La technique, c’est une chose, mais ce qui me chagrine, c’est de constater combien elle nous a fait perdre ce lien que nous avions à l’outil, devenu machine, ravalé à sa seule fonction d’objet utilitaire. J’idéalise sans doute. Pour moi cependant, le Leica de Garry Winogrand a une histoire, peut-être même une âme.
Dans un des épisodes du podcast Bookmakers dont je vous parlais le mois dernier, Dany Laferrière évoque en passant sa Remington 22, avec laquelle il a écrit ses dix premiers romans. En l’écoutant, je me suis dit : « moi aussi, j’ai ma Remington : mon MacBook, acheté en 2017 ». C’est avec lui que j’ai écrit Motel Valparaiso. J’ai tissé un lien avec mon ordinateur, un lien affectif. Comme les écrivains autrefois avec leurs machines à écrire, comme Garry Winogrand avec son LEICA.
C’est la faiblesse ultime du numérique : l’obsolescence rapide des machines et des techniques. Un LEICA mécanique, une Remington, pouvaient durer des dizaines d’années sans rien perdre de leur puissance initiale, gagnant au contraire le charme de la patine.

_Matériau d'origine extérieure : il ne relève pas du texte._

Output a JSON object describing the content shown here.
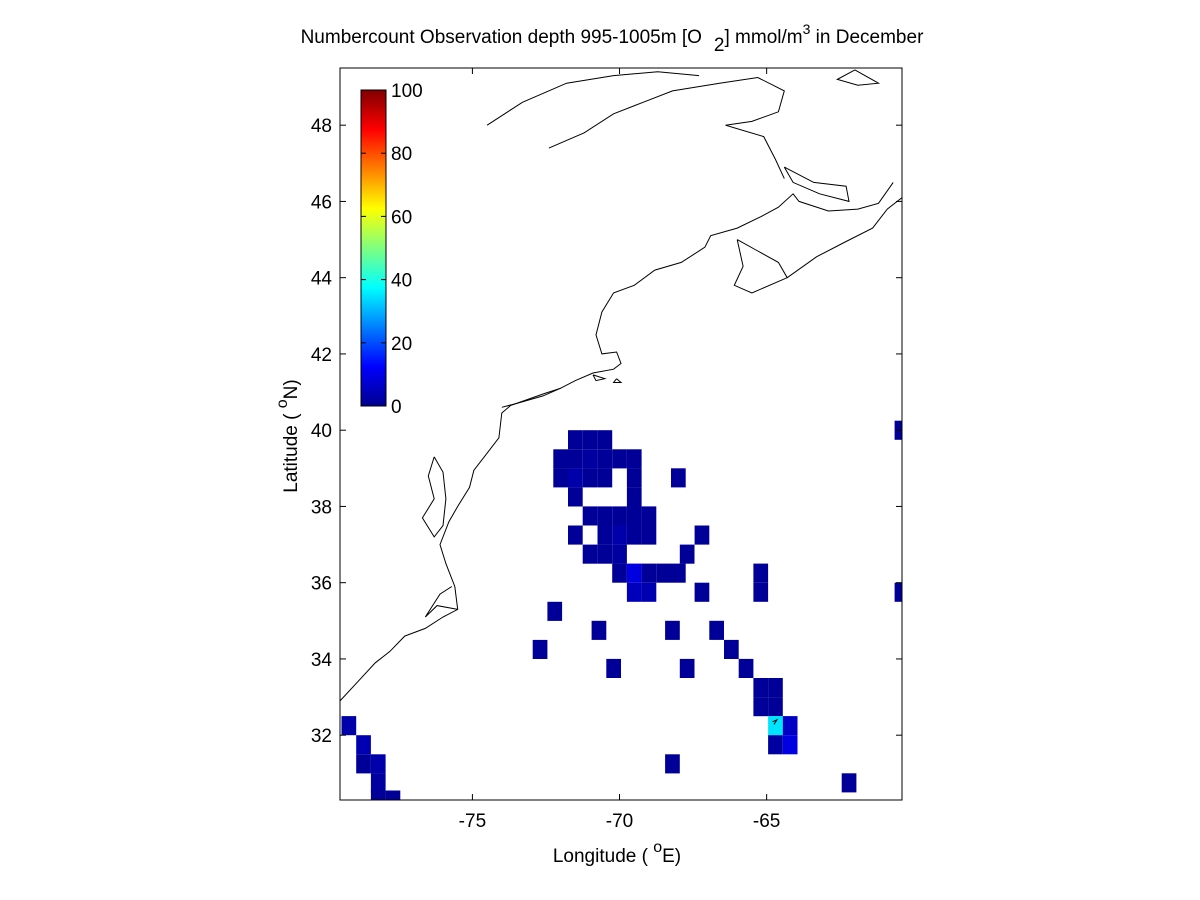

Journal d’un écrivain en pyjama de Danny Laferrière, est un recueil de courts fragments qui alternent entre fictions, souvenirs et réflexions. Laferrière s’interroge ici sur son rapport à la lecture, à l’écriture, et donne quelques conseils aux jeunes auteurs. Dans un passage intitulé l’artisan, il évoque la méthode de travail de Woody Allen :
J’ai vu un documentaire sur Woody Allen. Il y a une scène où il raconte sa méthode de travail. Dès qu'il a une idée, il la note sur un morceau de papier qu'il jette dans un tiroir ou une boîte à chaussures, je ne sais plus. Chaque fois qu'il se cherche une idée de film, il éparpille son trésor sur le lit. Son visage s'illumine, comme un gamin qui retrouve sa bille préférée: quand il tombe sur une bonne idée. On s'étonne qu'il ait pu garder cette méthode artisanale, et cela malgré la célébrité et toutes ces technologies qui sont, aujourd'hui, à la portée de n'importe qui. Il écrit encore sur sa première machine à écrire portative prouvant ainsi qu'il n'a besoin que de son imagination dans cette affaire […]. L’argument pour la machine est toujours le même : cela nous permet d’aller plus vite, mais est-ce, ici, une bonne affaire d’aller plus vite ? On peut utiliser toutes les technologies disponibles, et ce serait bête de ne pas le faire, du moment qu’on n’oublie pas que la main est le plus ancien et le plus fiable outil mis à notre disposition.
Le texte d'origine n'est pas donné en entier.